Visual perception is a highly active process in which the perceiver goes beyond the information given in organizing and interpreting the visual input. The process must specify a figure/ground organization for the input and how the figure is organized in depth. The interpretive process is guided by certain principles, including those catalogued by the Gestalt psychologists. Importantly, though, the interpretation seems to be guided simultaneously by the input’s features and its overall configuration.

We easily recognize a wide range of objects in a wide range of circumstances. Our recognition is heavily influenced by context, which can determine how or whether we recognize an object. To study these achievements, investigators have often focused on the recognition of printed language, using this case as a microcosm within which to study how object recognition in general might proceed.

Many investigators have proposed that recognition begins with the identification of features in the (organized) input pattern. Crucial evidence for this claim comes from neuroscience studies showing that the detection of features is separate from the processes needed to assemble these features into more complex wholes.

To study word recognition, investigators often use tachistoscopic presentations. In these studies, words that appear frequently in the language are easier to identify, and so are words that have been recently viewed—an effect known as repetition priming. The data also show a pattern known as the word-superiority effect; this refers to the fact that words are more readily perceived than isolated letters.

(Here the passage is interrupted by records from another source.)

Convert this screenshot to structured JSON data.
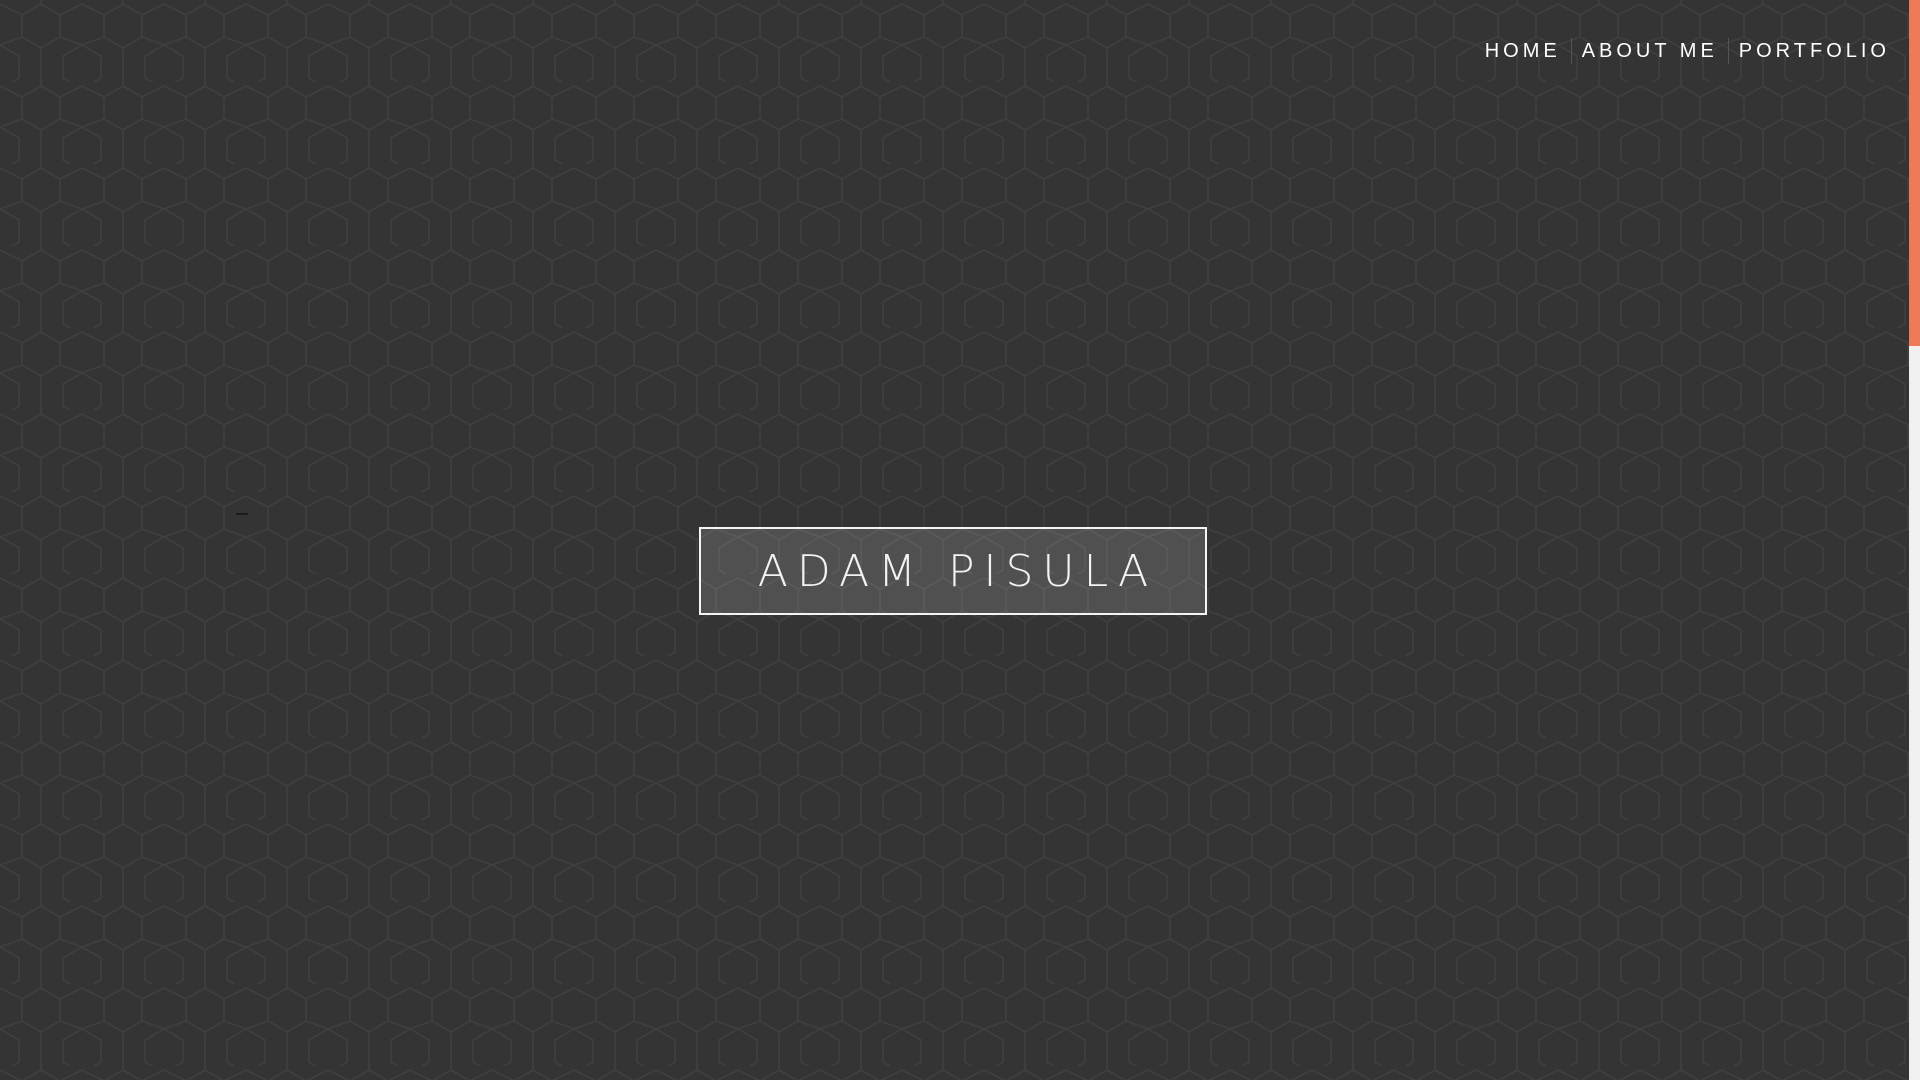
{
  "nav": {
    "items": [
      {
        "label": "HOME"
      },
      {
        "label": "ABOUT ME"
      },
      {
        "label": "PORTFOLIO"
      }
    ]
  },
  "hero": {
    "title": "ADAM PISULA"
  },
  "colors": {
    "background": "#343434",
    "pattern_line": "#3f3f3f",
    "scroll_thumb": "#ee7a5a",
    "scroll_track": "#f0f0f0",
    "text": "#ffffff"
  },
  "scrollbar": {
    "position_fraction": 0.0,
    "visible_fraction": 0.32
  }
}
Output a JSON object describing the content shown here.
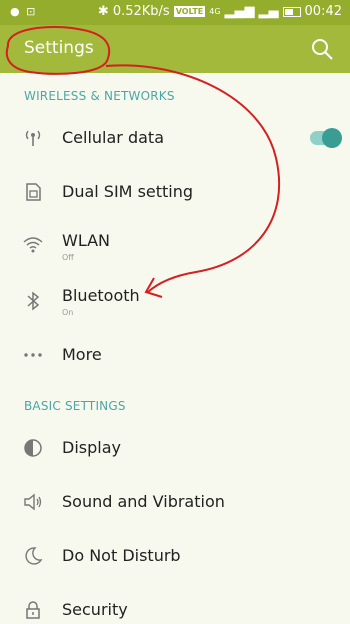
{
  "status_bar": {
    "speed": "0.52Kb/s",
    "volte_badge": "VOLTE",
    "network_small": "4G",
    "time": "00:42"
  },
  "app_bar": {
    "title": "Settings"
  },
  "sections": {
    "wireless": {
      "header": "WIRELESS & NETWORKS",
      "items": [
        {
          "label": "Cellular data",
          "toggle_on": true
        },
        {
          "label": "Dual SIM setting"
        },
        {
          "label": "WLAN",
          "sub": "Off"
        },
        {
          "label": "Bluetooth",
          "sub": "On"
        },
        {
          "label": "More"
        }
      ]
    },
    "basic": {
      "header": "BASIC SETTINGS",
      "items": [
        {
          "label": "Display"
        },
        {
          "label": "Sound and Vibration"
        },
        {
          "label": "Do Not Disturb"
        },
        {
          "label": "Security"
        }
      ]
    }
  },
  "colors": {
    "status_bar": "#95ad2c",
    "app_bar": "#a3b93b",
    "accent": "#4ba6a6",
    "annotation": "#d42020"
  }
}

In addition, well-formed nonwords are more readily perceived than letter strings that do not conform to the rules of normal spelling. Another reliable pattern is that recognition errors, when they occur, are quite systematic, with the input typically perceived as being more regular than it actually is. These findings together indicate that recognition is influenced by the regularities that exist in our environment (e.g., the regularities of spelling patterns).

These results can be understood in terms of a network of detectors. Each detector collects input and fires when the input reaches a threshold level. A network of these detectors can accomplish a great deal; for example, it can interpret ambiguous inputs, recover from its own errors, and make inferences about barely viewed stimuli.

The feature net seems to “know” the rules of spelling and “expects” the input to conform to these rules. However, this knowledge is distributed across the entire network and emerges only through the network’s parallel processing. This setup leads to enormous efficiency in our commerce with the world because it allows us to recognize patterns and objects with relatively little input and under highly diverse circumstances. But these gains come at the cost of occasional error. This trade-off may be necessary, though, if we are to cope with the informational complexity of our world.

A feature net can be implemented in different ways—with or without inhibitory connections, for example. With some adjustments (e.g., the addition of geon detectors), the net can also recognize three-dimensional objects. However, some stimuli—for example, faces—probably are not recognized through a feature net but instead require a different sort of recognition system, one that is sensitive to relationships and configurations within the stimulus input.

The feature net also needs to be supplemented to accommodate top-down influences on object recognition. These influences can be detected in the benefits of larger contexts in facilitating recognition and in forms of priming that are plainly concept-driven rather than data-driven. These other forms of priming demand an interactive model, which merges bottom-up and top-down processes.